If there was any doubt that some of the streets of Los Angeles are getting even meaner, even more shockingly violent and unpredictable, it has to be dispelled by the gang ambush of two anti-gang police officers on Tuesday.
A lack of respect for the law has always been a problem in America. The difference now, of course, is that lack of respect is backed by firepower as never before.
There have always been gangs--but never have so many of them been so heavily armed. And not often has gunfire been trained on cops. Usually gangs try to avoid that.
The shooting, which occurred at 6:30 p.m. near 53rd Street and Broadway in South Los Angeles, left Officer Ray Mendoza seriously wounded. The vicious attack occurred as Mendoza and his partner, Jerry Ballesteros, were driving a suspected drug offender they had arrested to the nearby Newton Street station for processing. Mendoza, 35, who fortunately was wearing a bulletproof vest, was in stable condition. We hope for his speedy recovery.
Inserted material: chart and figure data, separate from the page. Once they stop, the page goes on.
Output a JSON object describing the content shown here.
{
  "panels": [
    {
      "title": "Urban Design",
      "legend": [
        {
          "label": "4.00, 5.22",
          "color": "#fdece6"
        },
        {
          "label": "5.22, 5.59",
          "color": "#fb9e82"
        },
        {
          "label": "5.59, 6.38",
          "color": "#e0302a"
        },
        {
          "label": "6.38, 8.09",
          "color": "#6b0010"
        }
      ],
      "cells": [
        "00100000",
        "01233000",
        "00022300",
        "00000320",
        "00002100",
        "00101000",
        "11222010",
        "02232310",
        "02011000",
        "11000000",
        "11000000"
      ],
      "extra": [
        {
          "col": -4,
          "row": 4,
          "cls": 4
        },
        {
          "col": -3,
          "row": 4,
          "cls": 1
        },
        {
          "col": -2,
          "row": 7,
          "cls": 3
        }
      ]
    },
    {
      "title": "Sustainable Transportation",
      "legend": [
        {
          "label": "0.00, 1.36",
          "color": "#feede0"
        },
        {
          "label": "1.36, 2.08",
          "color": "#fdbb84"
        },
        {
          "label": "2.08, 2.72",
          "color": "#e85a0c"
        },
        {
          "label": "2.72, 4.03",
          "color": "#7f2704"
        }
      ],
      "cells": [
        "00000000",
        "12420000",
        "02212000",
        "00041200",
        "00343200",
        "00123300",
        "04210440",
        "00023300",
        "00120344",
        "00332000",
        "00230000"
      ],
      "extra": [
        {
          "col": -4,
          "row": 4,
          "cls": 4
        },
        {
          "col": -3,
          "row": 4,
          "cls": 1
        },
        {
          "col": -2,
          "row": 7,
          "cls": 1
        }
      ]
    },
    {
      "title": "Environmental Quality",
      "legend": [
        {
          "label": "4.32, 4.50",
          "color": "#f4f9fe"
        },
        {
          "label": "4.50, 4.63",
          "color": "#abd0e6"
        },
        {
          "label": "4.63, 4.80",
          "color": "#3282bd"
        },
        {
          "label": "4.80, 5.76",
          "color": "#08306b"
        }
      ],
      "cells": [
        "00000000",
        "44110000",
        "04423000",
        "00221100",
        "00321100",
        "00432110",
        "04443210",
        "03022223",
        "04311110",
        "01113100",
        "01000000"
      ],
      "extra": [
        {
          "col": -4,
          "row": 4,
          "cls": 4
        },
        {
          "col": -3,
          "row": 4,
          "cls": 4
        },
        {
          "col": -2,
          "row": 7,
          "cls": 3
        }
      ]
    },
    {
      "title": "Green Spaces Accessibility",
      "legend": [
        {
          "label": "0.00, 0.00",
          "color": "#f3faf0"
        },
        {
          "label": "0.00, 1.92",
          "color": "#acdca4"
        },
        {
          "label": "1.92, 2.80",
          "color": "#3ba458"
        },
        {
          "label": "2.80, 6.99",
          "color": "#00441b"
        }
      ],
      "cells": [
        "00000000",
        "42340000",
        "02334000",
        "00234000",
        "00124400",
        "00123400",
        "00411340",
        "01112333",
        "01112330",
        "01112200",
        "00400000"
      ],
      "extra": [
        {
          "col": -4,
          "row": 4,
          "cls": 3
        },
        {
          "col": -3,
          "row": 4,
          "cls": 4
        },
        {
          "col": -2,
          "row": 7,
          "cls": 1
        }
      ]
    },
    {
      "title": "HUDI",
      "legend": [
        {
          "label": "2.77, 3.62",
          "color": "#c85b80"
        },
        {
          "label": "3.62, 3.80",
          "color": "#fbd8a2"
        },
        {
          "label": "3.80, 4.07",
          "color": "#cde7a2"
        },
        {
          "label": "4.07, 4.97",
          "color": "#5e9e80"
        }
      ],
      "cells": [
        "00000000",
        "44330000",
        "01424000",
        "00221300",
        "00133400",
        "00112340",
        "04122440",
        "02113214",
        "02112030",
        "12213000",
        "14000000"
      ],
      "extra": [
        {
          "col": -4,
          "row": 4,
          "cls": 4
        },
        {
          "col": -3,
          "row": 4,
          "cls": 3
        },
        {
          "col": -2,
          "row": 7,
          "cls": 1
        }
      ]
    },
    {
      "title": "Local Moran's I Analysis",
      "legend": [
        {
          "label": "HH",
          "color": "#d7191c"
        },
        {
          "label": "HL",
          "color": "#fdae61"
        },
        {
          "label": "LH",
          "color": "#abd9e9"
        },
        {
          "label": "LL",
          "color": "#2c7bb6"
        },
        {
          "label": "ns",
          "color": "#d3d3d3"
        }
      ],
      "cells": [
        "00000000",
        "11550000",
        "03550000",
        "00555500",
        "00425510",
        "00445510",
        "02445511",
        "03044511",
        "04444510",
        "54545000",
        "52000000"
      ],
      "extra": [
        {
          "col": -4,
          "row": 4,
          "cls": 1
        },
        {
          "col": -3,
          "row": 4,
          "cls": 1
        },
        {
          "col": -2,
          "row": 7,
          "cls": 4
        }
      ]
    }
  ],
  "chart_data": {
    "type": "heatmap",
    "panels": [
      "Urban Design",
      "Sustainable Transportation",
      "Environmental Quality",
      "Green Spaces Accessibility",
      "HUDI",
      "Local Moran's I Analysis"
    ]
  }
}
When the history of the Los Angeles of the '90s is written, historians will note the onset of the epoch in which even cops became targets of heavily armed members of gangs. They will want to know what went wrong with a society that permitted such violence to develop, why strong steps were not taken to limit--indeed eliminate where possible--the possession of guns, and at what point street gangs had so little fear in their hearts that with impunity they felt they could open up on police officers and try to kill them.